I give him a sideways glance, like he’s crazy.
“Do you have any idea how many people blasted your songs over and over?”
“Yeah, when they were hurting,” I add in a withered voice.
“So? What’s wrong with that? Music heals. You probably helped heal hearts.” He taps my hand again, and the slightest touch from him sends a spark through me. “Speaking of, how about that preview?” Matthew asks. He reaches into his backpack for the reporter’s notebook that’s become so familiar to me now.

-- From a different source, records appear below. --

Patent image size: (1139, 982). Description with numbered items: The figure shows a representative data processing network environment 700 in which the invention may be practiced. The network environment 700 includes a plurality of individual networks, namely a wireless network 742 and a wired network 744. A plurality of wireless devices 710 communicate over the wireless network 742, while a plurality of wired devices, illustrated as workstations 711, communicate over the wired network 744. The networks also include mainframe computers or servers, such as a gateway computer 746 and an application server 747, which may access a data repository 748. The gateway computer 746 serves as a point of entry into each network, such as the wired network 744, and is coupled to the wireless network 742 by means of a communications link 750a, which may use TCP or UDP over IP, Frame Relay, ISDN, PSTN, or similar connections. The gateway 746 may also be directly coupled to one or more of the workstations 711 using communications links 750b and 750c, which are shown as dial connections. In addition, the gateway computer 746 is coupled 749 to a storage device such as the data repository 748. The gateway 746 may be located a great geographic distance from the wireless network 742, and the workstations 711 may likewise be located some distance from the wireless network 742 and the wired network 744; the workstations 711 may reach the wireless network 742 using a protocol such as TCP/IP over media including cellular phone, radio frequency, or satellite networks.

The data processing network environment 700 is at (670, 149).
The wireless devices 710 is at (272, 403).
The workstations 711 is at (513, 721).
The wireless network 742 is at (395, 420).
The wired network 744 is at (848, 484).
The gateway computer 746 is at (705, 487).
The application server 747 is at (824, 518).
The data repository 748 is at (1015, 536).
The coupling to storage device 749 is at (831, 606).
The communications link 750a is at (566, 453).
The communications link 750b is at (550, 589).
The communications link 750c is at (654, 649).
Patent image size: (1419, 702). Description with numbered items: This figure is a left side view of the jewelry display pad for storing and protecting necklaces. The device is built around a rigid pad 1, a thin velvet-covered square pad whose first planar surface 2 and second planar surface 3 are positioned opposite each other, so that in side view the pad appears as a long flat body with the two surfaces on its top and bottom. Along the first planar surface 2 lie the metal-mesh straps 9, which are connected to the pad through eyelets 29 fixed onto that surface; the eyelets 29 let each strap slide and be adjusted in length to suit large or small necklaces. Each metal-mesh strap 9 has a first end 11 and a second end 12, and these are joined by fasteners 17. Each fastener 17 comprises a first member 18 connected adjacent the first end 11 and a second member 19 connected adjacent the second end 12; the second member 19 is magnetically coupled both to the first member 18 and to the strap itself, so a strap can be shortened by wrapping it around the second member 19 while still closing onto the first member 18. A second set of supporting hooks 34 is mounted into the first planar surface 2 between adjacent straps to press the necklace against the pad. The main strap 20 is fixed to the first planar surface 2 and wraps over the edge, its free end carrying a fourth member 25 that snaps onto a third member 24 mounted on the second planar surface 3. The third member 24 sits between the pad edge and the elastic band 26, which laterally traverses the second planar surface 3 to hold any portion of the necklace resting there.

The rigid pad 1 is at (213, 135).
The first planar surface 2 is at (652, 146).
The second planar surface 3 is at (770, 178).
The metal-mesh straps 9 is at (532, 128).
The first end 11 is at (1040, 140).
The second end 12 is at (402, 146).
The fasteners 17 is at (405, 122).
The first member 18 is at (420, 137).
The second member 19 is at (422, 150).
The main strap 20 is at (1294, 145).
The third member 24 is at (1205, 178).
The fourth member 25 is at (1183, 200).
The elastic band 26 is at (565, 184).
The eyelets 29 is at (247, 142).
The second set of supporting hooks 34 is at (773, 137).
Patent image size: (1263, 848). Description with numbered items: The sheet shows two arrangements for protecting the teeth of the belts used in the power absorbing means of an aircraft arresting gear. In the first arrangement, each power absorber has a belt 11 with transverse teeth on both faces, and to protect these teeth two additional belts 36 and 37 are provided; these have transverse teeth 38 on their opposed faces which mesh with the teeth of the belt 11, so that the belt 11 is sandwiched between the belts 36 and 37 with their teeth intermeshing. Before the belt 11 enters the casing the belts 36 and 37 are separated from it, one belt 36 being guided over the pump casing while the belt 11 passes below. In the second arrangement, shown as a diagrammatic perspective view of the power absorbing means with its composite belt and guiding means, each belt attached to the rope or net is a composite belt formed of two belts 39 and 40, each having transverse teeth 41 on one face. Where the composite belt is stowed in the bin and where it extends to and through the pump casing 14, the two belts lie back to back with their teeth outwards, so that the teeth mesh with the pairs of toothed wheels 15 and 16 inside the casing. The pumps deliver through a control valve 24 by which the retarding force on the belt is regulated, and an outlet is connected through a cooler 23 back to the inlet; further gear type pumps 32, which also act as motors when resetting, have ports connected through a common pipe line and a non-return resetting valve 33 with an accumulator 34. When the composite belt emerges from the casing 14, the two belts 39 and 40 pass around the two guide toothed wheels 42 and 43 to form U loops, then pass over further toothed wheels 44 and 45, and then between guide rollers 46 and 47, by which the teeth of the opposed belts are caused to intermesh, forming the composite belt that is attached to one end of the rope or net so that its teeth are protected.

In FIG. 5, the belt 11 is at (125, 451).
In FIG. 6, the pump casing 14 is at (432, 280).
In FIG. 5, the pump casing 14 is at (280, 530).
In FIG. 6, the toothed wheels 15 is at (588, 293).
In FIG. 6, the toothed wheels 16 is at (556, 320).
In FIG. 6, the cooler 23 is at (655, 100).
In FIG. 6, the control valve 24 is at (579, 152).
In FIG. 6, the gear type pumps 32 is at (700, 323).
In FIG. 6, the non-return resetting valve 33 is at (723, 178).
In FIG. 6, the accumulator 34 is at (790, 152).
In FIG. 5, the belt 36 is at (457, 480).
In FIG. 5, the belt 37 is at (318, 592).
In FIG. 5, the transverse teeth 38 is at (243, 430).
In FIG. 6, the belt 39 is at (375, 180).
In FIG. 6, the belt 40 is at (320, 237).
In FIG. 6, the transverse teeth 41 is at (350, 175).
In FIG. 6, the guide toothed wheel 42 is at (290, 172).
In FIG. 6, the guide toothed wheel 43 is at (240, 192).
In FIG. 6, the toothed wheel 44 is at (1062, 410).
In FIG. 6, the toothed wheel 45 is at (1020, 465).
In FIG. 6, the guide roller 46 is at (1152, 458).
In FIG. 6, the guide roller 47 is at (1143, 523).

“So this is gonna be rough, not to mention a cappella.”
“Duly noted.”
So there on the park bench, snug in my coat, at the top of a grassy hill, a hundred feet from Goos Mom, who’s now standing with her hands on her h*ps watching her flock, I sing, like he says I do, about what’s true—true to my feelings. I sing “Don’t Ask.” I sing about my frustrations, my pain, my lingering anger. When I’m done, I find myself more nervous than I expected for his opinion.
“It’s good. It reminds me of some of the songs on Crushed.”
“You didn’t like it.”
“I did like it. It’s good. Is it your best song? No. But it’s good. And it’ll be even better when you polish it up.” He pauses, pen racing across the lined paper to record his notes. “Anything else?”
“Not my best song?” I say, raising an eyebrow.
He puts the notebook down and smiles. “You know I like your work. You know I loved your last album. I just told you how much. But I’m a critic too. This is my job.”
“So,” I begin, reaching for his notebook and adopting my best reportorial pose. I flip it open to a blank page and take his pen out of his hand. “Tell me about the rock critic in you, Matthew Harrigan. How did you know you wanted to be a rock critic?”
“I will tell you, but this is almost like your Olivia Newton-John fetish.”
“Oooh, a fetish,” I whisper. “The rock critic has a fetish.”
“My parents were both BBC producers.”
“That’s the fetish?”
“No, that was their job.”
“That is so British.”
“Yes, I know. Funny thing—we are English. Anyway, that’s how they met, working at the BBC.”
“But I thought you were…” I let my voice trail off.
He raises an eyebrow, daring me to ask.
“Fine. I’ll just say it,” I spit out. “I thought you were a baron.”
His mouth curves in a grin. “Many of the titled still have jobs.”
I grin back, because that’s as much of an admission as I’m going to get.
“My dad had this absolutely insane record collection. He had bootlegs of all the big English rock bands. He was one of those guys who actually posted ads and responded to ads in collector magazines, you know, trading bootlegs with other collectors. We had Pink Floyd, Rolling Stones, Beatles, Led Zeppelin, Cream, you name it. And we listened to them over and over. So really, I had no choice.”
I write down in big block letters: NO CHOICE. Then I peer at him as if I were wearing horn-rimmed glass. “But where’s the leg warmer and leotard portion of this story?”
“Ah, so how does this all connect? Well, I became totally obsessed with music. And I started reading Billboard. And, because my parents worked at the BBC, they received the top 100 list a week or so before it was actually published. This was nothing special; all news outlets did. But I thought it was the coolest thing in the world. So they used to bring these wretched black-and-white dot-matrix printouts of the top 100 list home every Sunday, which was nine days before it ran the following Tuesday. And I loved them. I plastered my walls with these printouts. So there I was, a ten-year-old boy in the mid-nineties living just outside of London and I didn’t have cars or sports or even music posters. I had these sort of ridiculous printouts of lists of songs instead. And then I would take a green highlighter and draw across week to week to chart the movement of the songs.”